In response, I mumbled something akin to "I don't know," and changed the subject. But his questions nagged at me, refusing to leave me alone until I worked through them. And I'm so glad I did finally work through them, because it finally dawned on me that Spirit had known for some time who my perfect mate was. Spirit had a plan all along, I just hadn't been paying attention. With that realization, I finally let go all the way, leaving my fate in the hands of Spirit. I let go completely of my own preconceptions and embraced the love Spirit had sent to me.

Once I fully let go, and put all my faith in Spirit, things began to go much more smoothly. things that had been out of sorts for so long straightened out. Things that I had expected to happen began to come into focus. And for the first time in many years, I found that I was truly happy. Not just surface happy... not just happy in the moment... but happy all the way through, and in every minute of every day.

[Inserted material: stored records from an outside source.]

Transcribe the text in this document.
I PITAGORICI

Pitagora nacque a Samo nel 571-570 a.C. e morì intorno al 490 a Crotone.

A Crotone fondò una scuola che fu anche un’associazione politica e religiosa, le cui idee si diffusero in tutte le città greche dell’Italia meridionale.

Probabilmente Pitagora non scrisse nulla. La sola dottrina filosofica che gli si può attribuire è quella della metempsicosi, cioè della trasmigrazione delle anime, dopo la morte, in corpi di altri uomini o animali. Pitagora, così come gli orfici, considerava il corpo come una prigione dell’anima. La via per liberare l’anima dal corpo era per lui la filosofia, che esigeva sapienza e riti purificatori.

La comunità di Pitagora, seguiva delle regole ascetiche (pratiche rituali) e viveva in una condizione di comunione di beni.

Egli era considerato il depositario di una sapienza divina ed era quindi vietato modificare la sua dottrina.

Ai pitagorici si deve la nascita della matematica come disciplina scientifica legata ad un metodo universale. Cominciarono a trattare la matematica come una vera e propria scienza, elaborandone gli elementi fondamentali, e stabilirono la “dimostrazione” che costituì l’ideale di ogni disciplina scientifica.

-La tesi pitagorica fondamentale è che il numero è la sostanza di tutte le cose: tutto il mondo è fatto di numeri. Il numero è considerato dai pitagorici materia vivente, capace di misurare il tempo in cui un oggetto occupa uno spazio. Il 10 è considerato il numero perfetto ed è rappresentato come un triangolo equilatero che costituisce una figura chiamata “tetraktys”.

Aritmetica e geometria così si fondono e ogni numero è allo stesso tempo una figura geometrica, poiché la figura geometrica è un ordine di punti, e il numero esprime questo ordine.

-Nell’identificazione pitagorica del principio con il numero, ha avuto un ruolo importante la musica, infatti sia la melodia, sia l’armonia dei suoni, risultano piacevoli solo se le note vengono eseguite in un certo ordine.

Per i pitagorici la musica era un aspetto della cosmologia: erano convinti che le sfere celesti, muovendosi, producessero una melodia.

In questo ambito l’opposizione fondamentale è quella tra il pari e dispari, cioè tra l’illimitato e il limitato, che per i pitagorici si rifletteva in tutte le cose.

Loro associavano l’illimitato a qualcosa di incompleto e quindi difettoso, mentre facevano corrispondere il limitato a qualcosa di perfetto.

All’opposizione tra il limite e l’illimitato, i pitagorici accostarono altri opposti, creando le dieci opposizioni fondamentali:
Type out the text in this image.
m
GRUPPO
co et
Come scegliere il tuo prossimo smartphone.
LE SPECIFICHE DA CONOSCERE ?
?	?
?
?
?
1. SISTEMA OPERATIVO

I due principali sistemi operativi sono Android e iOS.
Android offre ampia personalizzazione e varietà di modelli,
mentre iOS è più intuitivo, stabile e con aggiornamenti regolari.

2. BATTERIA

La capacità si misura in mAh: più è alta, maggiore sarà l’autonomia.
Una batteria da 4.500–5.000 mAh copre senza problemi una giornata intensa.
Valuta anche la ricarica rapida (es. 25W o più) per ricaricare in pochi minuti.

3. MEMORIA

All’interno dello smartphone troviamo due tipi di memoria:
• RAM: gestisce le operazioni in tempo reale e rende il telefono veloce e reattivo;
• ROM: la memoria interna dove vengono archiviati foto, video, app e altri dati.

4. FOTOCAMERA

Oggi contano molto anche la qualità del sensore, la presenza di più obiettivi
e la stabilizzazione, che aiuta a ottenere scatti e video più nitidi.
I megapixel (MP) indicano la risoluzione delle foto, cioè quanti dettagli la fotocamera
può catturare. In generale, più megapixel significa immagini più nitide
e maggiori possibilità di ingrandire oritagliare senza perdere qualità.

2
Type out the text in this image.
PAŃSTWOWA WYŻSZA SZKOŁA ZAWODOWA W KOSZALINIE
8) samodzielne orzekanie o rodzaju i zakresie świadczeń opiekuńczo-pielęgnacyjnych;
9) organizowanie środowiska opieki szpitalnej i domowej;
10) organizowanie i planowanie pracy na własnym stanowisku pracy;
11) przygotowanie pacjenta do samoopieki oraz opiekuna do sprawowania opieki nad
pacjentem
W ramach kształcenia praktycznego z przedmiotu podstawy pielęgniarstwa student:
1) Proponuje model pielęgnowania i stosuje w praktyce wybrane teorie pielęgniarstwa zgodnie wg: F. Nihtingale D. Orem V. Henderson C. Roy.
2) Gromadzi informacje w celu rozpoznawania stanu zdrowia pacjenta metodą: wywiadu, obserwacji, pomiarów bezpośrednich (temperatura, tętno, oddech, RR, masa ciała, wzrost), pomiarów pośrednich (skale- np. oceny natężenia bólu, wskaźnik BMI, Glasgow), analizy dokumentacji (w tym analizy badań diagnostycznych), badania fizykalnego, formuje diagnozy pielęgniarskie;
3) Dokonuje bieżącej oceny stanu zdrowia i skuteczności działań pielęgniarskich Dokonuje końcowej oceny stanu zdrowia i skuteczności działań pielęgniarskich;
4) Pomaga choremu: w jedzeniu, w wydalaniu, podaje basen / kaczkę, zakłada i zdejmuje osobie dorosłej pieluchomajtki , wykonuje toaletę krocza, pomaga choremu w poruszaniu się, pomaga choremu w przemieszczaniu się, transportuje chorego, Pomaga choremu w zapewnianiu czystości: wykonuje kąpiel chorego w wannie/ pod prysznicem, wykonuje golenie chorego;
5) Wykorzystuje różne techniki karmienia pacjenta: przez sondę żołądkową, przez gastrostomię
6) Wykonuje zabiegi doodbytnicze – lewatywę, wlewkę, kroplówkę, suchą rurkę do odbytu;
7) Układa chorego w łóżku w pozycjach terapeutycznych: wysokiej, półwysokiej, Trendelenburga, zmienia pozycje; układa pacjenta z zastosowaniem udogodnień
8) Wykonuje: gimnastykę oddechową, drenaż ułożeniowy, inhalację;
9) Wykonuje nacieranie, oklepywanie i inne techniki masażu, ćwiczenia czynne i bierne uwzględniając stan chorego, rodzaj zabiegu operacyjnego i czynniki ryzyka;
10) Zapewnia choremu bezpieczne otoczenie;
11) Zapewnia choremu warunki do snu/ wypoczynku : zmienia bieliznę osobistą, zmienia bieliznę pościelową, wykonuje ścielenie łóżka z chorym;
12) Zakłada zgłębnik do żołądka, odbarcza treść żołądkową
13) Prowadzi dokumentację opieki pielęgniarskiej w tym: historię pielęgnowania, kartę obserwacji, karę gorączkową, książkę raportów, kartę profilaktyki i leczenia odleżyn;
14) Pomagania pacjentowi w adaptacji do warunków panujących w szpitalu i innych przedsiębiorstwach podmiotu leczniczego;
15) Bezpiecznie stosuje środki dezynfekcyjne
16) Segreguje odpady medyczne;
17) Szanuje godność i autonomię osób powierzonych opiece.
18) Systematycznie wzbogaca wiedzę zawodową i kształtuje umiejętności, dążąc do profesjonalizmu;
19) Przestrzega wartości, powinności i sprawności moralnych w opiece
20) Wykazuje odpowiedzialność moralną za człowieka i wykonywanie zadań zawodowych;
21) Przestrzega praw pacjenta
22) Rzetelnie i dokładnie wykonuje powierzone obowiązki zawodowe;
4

Today is the second day of our lives together, and I am supremely happy. Many of my friends have asked me if it feels any different and I tell them, "yes, it does. It feels even better!" Even more striking is the fact that I know in my heart, we're just beginning. We have so much to look forward to, so much to do, so much to be. "Thank you" just doesn't seem to cover it, if you take my meaning.

So, if you ever feel as if you're fighting an uphill battle, perhaps it's because you're doing the same thing I was doing. Perhaps you are working at cross purposes with Spirit. Perhaps there's some sign you're missing, some message you aren't hearing. I have learned again that Spirit has a plan for me. I have learned that it's not just about what I'm supposed to be doing; it's also about my entire life! And Spirit has a plan for you, too.

When times are difficult, when things just won't go right no matter what you do, let go. Stop trying to force things. Let them happen instead. Let the good things flow into your life in their own way... in the way Spirit has planned for you. Let go of your own preconceptions. Let go of your determination to be the center of the universe.

Let go and let God. And remember, as I have been reminded, to trust absolutely in Spirit and its plan. Have faith that, no matter what's going on in your life, Spirit has something even better in mind if you'll only get out of the way. In other words, let go and let God.

Wrap yourself with trust in Spirit, and live the life of Spirit you so richly deserve!